What is the status of the relief workers for Queen’s? What other solutions to the hospital caseload are being tried?
The first group of nurses arrived the week of Aug. 23. There were 64 in total working on the COVID units at all of our hospitals. The timing couldn’t have been better, as many of our nurses have been working extra shifts and going long stretches without a day off. Not only will the relief nurses give our staff a break, but they allow us to open additional beds.
The first group of relief workers was followed by another 60 nurses and respiratory therapists. Since this surge has become critical, we’ve been treating patients in nontraditional spaces like the OR (operating room) Recovery Unit and other procedure areas. Anywhere we can safely care for the influx of patients is being used.
Can you give some examples of the types of elective procedures that have had to be canceled due to COVID?
All surgeries that are nonemergent and require a hospital stay post-surgery have been postponed. This includes many of the orthopedic, cardiac, neurosurgery, urological and general cases.
Our surgeons have been amazing, and we work closely with them to determine when a case becomes urgent or emergent. Our highest priority is patient care and safety, so we’re working with our surgeons every day to assess the condition of each patient who needs surgery.
As conditions worsen, we want to make sure our patients have access to the OR and get the care they need.
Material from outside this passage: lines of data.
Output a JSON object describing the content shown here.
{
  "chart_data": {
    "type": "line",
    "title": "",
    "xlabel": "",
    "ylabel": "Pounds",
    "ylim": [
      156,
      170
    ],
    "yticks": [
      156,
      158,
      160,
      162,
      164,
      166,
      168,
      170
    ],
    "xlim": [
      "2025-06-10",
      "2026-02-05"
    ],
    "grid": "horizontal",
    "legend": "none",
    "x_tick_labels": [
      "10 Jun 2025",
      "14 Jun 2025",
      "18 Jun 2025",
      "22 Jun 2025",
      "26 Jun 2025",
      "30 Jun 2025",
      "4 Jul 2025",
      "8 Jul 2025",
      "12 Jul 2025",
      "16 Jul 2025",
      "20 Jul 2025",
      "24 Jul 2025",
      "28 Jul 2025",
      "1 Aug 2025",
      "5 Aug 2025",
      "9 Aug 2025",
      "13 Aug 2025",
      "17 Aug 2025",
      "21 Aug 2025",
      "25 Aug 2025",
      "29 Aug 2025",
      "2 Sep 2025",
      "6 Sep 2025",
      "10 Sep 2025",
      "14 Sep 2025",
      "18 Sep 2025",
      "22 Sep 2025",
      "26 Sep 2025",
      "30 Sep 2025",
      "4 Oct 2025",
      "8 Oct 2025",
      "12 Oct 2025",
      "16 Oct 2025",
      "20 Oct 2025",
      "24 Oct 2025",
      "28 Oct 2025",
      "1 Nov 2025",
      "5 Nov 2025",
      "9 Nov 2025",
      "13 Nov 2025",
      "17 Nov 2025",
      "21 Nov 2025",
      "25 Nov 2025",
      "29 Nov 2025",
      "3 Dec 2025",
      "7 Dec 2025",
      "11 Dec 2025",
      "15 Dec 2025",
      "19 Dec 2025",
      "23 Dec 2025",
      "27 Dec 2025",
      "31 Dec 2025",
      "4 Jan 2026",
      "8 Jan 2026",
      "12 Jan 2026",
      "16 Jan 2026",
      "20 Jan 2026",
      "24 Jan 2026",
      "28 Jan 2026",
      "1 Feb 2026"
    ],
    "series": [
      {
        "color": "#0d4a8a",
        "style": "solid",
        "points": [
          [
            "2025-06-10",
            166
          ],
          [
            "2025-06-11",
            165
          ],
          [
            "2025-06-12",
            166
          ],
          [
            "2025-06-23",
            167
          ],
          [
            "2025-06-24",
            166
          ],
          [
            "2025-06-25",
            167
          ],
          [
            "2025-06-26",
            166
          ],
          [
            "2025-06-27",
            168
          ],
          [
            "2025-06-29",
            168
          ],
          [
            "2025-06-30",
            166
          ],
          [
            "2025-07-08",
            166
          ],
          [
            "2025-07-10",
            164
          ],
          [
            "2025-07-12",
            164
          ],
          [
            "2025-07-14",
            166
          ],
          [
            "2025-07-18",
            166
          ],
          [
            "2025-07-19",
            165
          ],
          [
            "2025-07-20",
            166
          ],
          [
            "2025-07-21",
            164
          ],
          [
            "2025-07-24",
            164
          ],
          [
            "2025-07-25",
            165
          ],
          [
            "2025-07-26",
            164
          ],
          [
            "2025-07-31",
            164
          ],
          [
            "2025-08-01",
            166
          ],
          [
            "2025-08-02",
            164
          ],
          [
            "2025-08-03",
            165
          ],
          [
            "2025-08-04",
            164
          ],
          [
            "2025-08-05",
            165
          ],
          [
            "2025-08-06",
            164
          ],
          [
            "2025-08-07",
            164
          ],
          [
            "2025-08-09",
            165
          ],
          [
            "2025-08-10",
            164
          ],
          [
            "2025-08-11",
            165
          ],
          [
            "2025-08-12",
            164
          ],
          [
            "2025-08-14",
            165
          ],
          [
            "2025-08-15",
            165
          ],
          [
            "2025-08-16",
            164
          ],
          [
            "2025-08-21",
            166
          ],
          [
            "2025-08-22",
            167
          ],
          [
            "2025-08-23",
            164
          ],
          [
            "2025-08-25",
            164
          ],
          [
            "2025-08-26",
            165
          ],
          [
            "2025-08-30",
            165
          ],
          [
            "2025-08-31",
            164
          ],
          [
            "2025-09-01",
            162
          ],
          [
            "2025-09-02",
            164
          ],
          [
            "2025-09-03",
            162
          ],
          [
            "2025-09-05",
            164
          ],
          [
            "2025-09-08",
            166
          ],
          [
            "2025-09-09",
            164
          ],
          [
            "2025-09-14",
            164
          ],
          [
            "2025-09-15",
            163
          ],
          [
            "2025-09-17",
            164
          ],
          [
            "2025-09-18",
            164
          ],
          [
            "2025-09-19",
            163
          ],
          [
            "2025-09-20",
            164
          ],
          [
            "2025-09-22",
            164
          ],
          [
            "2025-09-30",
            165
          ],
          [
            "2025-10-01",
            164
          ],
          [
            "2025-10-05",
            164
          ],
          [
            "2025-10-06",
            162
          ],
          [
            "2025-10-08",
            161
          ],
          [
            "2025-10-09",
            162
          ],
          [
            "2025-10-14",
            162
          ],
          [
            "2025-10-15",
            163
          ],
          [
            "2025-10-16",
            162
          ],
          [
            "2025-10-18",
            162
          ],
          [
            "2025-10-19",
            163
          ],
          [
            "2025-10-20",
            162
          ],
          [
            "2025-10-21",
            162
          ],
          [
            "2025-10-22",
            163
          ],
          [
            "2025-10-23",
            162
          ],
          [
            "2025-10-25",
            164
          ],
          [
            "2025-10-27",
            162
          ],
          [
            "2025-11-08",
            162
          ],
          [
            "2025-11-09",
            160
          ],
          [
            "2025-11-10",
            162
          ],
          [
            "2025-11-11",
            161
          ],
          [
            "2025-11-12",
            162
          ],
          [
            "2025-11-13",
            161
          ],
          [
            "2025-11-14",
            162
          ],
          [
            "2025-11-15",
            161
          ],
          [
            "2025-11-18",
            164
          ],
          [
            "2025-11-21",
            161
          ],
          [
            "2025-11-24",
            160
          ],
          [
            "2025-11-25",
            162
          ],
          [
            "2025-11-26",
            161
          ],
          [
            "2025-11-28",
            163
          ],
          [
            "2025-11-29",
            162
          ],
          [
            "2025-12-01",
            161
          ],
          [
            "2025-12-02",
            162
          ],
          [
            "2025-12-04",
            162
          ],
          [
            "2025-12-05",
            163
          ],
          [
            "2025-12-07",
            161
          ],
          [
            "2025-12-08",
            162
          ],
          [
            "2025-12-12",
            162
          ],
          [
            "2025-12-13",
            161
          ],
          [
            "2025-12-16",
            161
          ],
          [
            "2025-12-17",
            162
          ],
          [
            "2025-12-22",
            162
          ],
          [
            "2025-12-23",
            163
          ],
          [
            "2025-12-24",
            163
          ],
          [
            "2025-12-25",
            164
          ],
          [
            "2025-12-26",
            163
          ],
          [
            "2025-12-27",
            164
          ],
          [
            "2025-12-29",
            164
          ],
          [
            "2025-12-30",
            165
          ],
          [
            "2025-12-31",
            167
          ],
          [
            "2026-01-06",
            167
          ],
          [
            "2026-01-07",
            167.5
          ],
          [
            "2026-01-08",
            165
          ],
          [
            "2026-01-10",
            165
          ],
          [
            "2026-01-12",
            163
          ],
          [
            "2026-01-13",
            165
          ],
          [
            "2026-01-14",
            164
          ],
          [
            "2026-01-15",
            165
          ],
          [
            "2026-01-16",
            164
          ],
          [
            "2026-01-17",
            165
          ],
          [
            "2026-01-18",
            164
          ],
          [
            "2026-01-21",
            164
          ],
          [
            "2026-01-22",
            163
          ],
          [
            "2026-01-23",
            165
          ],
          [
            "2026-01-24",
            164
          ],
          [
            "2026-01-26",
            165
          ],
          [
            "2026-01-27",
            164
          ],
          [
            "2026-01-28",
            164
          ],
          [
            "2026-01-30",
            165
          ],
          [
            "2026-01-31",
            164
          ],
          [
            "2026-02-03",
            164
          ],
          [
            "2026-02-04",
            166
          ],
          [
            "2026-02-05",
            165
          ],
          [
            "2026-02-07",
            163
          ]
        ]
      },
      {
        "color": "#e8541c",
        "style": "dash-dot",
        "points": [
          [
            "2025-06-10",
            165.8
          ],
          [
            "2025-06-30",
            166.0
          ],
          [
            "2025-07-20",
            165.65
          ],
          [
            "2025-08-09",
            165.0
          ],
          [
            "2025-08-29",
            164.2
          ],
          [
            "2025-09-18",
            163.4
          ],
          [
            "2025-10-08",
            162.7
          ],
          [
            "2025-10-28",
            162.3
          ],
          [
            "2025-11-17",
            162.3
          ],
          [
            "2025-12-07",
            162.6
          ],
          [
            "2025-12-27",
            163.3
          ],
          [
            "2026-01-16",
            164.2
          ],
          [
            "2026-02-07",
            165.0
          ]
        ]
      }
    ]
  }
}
I sympathize with everyone who needs surgery to alleviate pain or repair an injury, but has to wait because we simply cannot provide a bed for recovery.
Do you think the surge in hospitalizations has changed minds about the vaccinations?
Unfortunately, I don’t think so. Our hospitals remain very full despite pleas from our nurses, physicians and civic leaders to be safe, practice social distancing and get vaccinated.
The Queen’s Medical Center- Punchbowl, The Queen’s Medical Center-West Oahu, and even Queen’s North Hawaii Community Hospital are starting each day with nearly zero available beds. This isn’t just a COVID problem because these beds are needed to treat people who get into car accidents, suffer heart attacks, need hemodialysis, or for the surgeries that have been postponed.
Vaccination is the backstop that will prevent unnecessary hospitalizations. Being vaccinated doesn’t mean you cannot catch COVID, but it allows your body to fight the virus more effectively. Moreover, the more people who are vaccinated, the smaller the chance for the virus to circulate in our community.
Can you project how COVID treatment costs may affect the cost of health care overall for your patients?
We know that treatment costs for COVID, both outpatient and inpatient care, are high. Patients typically spend anywhere between nine to 60 days in the hospital receiving intense treatment. The luckier ones need assistance with breathing and medication, but it’s difficult to tell who will be OK and who will end up in the ICU (intensive care unit) on a ventilator.
The overall cost to Medicare, Medicaid and the greater health care industry is significant. Other added costs range from PPE (personal protective equipment) and new medications, to additional staff and equipment needed to care for the advanced respiratory issues that COVID causes.
Another big concern is the recovery after COVID. Many patients have lingering effects that can be described as a mental fog. There are also unknown effects to our organs that may have a lifelong impact. The one thing I know for sure is that the cost to treat COVID is definitely higher than the cost of a vaccination.
Have there been any lessons learned that may lead to operational changes, post-pandemic?
We’ve learned so much over the past 18 months. We immediately learned that our caregivers needed space better designed for infectious disease.
With COVID, visitation is difficult and the use of video has become so critical. We use video for monitoring as well as communication with family. We saw a 1,500% increase in telemedicine from pre-COVID. For years, many of our providers were slow to adopt telemedicine, but COVID forced us to change our business model and I think it’s here to stay.
We also learned about the need for space. Segregation typically comes with a negative connotation, but in this case it’s safer to have space designed to separate infectious patients from others.
COVID patients accounted for approximately 15% of our total patient encounters in 2020, which means 85% needed care for some other reason, typically an emergent reason.
Living with COVID among us will have to be part of our daily lives for a while. We can help protect ourselves by getting vaccinated and being cautious about the environments we’re in.
THE BIO FILE
>> Title: President of The Queen’s Medical Center; executive vice president and chief operating officer of The Queen’s Health Systems.
>> Professional experience: Chief executive officer of the McAllen Heart Hospital and South Texas Health System; interim CEO, McAllen Medical Center.
>> Community: Chairman, Oahu Workforce Development Board; Blood Bank of Hawaii Board; St. Francis Healthcare System of Hawaii Board; American Hospital Association Regional Policy Board 9; Vizient West Coast Board.
>> Personal: From Fresno, Calif., and lived in McAllen, Texas, prior to moving to Hawaii six years ago.